L'année 1995 est une étape essentielle de la renaissance du PS. La personnalité de son candidat, le score du 1er tour et le bon résultat des municipales le relancent un an après le désastre des européennes. Les 47,6 % du second tour font de L. Jospin le leader incontesté de l'opposition. Les militants votent sur l'orientation et l'organisation du PS (octobre). Cette consultation, très suivie (66,27 % de participants), permet à L. Jospin d'être élu premier secrétaire avec 97,83 % des voix à la convention du parti (octobre).

La bonne campagne présidentielle de R. Hue ne parvient pas à cacher l'affaissement du PCF, qui, pour conserver ses bastions, est obligé de faire liste commune avec le PS dès le premier tour des municipales. Au mois d'août, les déclarations de R. Hue sur l'« opposition constructive » à J. Chirac sèment le trouble.

Les 15 % de J.-M. Le Pen et la conquête de 3 mairies renforcent la place du Front national et lui permettent de se présenter comme une alternative au système. La mort d'un jeune Comorien à Marseille, tué par des colleurs d'affiche du FN (février), et la noyade d'un Marocain poussé dans la Seine par des skinheads qui suivaient le défilé FN du 1er mai ont cependant relancé les polémiques sur le parti d'extrême droite.

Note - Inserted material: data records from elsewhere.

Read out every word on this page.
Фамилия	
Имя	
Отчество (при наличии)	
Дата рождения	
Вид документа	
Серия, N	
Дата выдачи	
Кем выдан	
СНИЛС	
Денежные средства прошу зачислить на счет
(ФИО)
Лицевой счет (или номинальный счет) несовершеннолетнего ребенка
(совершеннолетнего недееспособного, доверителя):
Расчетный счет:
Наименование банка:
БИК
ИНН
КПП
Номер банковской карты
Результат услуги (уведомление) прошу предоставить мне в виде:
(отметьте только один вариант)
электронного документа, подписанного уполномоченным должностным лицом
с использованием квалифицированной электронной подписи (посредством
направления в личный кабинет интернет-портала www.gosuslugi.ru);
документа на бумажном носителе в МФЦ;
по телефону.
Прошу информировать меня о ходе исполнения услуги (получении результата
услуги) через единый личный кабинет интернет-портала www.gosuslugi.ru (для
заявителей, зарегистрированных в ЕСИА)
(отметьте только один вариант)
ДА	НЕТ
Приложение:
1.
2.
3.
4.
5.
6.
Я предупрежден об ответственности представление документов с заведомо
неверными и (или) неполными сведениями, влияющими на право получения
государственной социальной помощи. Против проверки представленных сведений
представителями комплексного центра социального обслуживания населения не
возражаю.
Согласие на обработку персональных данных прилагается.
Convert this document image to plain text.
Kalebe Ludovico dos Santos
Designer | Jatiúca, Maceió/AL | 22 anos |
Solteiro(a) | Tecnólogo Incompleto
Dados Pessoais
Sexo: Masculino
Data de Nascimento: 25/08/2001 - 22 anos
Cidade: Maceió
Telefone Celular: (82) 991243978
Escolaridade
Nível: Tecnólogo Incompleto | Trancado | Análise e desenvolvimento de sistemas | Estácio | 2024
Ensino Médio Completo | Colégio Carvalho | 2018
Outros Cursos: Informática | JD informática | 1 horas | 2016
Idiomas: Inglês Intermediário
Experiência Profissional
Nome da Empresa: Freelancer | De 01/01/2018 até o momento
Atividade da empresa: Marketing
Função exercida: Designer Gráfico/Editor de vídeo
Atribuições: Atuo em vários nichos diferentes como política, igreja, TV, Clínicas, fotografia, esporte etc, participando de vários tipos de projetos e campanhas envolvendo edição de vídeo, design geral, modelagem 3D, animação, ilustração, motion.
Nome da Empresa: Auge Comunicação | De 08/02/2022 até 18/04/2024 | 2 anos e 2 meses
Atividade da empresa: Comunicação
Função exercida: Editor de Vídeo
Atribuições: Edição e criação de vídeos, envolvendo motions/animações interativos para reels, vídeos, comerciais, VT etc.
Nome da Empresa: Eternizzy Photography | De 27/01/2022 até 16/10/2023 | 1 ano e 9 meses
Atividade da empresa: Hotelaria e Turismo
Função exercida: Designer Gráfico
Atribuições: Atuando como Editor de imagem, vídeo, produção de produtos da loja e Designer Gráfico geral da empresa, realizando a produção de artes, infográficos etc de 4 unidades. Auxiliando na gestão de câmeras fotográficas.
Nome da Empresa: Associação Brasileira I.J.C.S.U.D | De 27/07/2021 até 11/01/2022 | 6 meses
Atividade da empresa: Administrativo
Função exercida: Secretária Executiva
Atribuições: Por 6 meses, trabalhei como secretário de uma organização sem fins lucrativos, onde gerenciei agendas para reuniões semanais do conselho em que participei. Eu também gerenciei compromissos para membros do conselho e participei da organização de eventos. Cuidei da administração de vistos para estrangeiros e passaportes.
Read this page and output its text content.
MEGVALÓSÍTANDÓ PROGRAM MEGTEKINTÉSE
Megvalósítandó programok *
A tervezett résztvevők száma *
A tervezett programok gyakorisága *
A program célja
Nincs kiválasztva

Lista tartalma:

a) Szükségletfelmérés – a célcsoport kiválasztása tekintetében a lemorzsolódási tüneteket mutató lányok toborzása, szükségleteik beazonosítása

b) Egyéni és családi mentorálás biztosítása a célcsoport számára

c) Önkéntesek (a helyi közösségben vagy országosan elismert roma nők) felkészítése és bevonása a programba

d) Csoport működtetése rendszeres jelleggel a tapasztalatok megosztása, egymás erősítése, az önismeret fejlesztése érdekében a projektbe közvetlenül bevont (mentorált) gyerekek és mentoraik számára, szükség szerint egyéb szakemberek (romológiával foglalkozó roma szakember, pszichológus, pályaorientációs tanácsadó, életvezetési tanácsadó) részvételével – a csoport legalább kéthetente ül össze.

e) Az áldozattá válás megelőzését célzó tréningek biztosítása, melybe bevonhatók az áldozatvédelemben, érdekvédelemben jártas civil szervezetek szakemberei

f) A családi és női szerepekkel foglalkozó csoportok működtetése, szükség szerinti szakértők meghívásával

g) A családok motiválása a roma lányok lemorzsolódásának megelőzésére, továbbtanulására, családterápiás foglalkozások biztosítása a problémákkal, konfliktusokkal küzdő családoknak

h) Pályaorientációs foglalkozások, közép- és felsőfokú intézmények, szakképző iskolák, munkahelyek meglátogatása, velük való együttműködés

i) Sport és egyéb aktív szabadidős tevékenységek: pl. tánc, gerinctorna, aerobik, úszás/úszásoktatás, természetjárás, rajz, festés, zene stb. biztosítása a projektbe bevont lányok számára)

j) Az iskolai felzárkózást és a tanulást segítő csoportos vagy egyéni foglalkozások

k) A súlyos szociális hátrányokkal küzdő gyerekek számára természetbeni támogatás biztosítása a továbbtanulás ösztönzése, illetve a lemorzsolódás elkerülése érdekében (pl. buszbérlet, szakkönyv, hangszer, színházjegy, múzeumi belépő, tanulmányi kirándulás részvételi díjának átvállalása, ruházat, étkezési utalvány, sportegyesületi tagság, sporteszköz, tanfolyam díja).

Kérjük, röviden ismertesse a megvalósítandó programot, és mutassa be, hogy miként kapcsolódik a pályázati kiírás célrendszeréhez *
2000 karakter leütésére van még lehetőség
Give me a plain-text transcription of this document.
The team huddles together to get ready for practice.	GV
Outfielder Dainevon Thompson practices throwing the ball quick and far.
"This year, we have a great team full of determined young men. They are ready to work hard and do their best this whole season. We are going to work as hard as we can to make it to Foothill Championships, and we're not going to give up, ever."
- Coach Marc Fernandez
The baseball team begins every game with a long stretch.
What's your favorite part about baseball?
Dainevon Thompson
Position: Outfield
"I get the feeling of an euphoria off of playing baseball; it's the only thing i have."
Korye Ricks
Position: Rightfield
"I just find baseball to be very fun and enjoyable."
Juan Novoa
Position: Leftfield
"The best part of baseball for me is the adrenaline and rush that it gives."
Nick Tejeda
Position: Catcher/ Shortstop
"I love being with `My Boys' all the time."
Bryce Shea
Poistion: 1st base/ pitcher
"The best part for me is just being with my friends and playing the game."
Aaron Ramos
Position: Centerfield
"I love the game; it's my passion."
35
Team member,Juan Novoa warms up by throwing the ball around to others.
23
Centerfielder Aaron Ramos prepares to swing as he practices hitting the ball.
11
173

Les difficultés personnelles d'A. Juppé, les hésitations du gouvernement entre la continuité et la réforme, les réticences de la majorité entraînent une forte chute du Premier ministre dans les sondages (63 % de satisfaits en mai contre 26 % en novembre selon l'IFOP). C'est dans ce contexte de méfiance de l'opinion que le Premier ministre présente la démission de son gouvernement pour en former un nouveau le 7 novembre. Ce gouvernement se fixe deux priorités : réduire les déficits et réformer la Sécurité sociale. Il se signale en particulier par un grand ministère du Travail et des Affaires sociales, confié au CDS Jacques Barrot.

Le deuxième gouvernement Juppé

Après le remaniement ministériel de novembre, A. Juppé obtient la confiance du Parlement sur une importante réforme de la Sécurité sociale. Un Remboursement de la dette sociale (RDS) est créé, son assiette étant élargie à des revenus jusque-là épargnés par la CSG (allocations de chômage, épargne défiscalisée, certaines retraites, etc.). Les dépenses de l'Assurance maladie, qui devient « universelle », seront soumises au vote du Parlement après une révision de la Constitution prévue pour 1996. Enfin, les partenaires de santé (médecins, hôpitaux, etc.) seront soumis à des « contrats d'objectifs » visant à diminuer les dépenses.

Cette réforme, qui diminue le contrôle des syndicats sur la Sécurité sociale, ainsi que l'annonce d'une refonte du système fiscal français relancent l'agitation sociale. À la fin du mois de novembre, plusieurs journées de grèves touchent le secteur public, alors qu'un vaste mouvement étudiant, soutenu par les enseignants, s'étend progressivement à la plupart des universités et réclame des crédits au ministère de l'Éducation nationale. Après dix jours d'arrêt quasi complet des transports publics (RATP, SNCF) et de manifestations relativement nombreuses tant à Paris qu'en province, le Premier ministre, tout en réaffirmant sa volonté de réforme, déclare que le gouvernement n'entend pas modifier les régimes spéciaux de retraite des fonctionnaires et qu'il n'est pas question non plus de supprimer les 20 % d'abattement fiscal dont bénéficient les salariés. Le gouvernement est pris en tenaille entre la vigilance des marchés internationaux, qui sanctionneraient immédiatement tout renoncement à la volonté de diminuer les déficits publics, et la réaction populaire, solidement encadrée par les appareils syndicaux de FO et de la CGT. Sa seule satisfaction est de constater l'appui à son plan de réforme apporté par Nicole Notat, secrétaire générale de la CFDT, et par une partie de la gauche non communiste.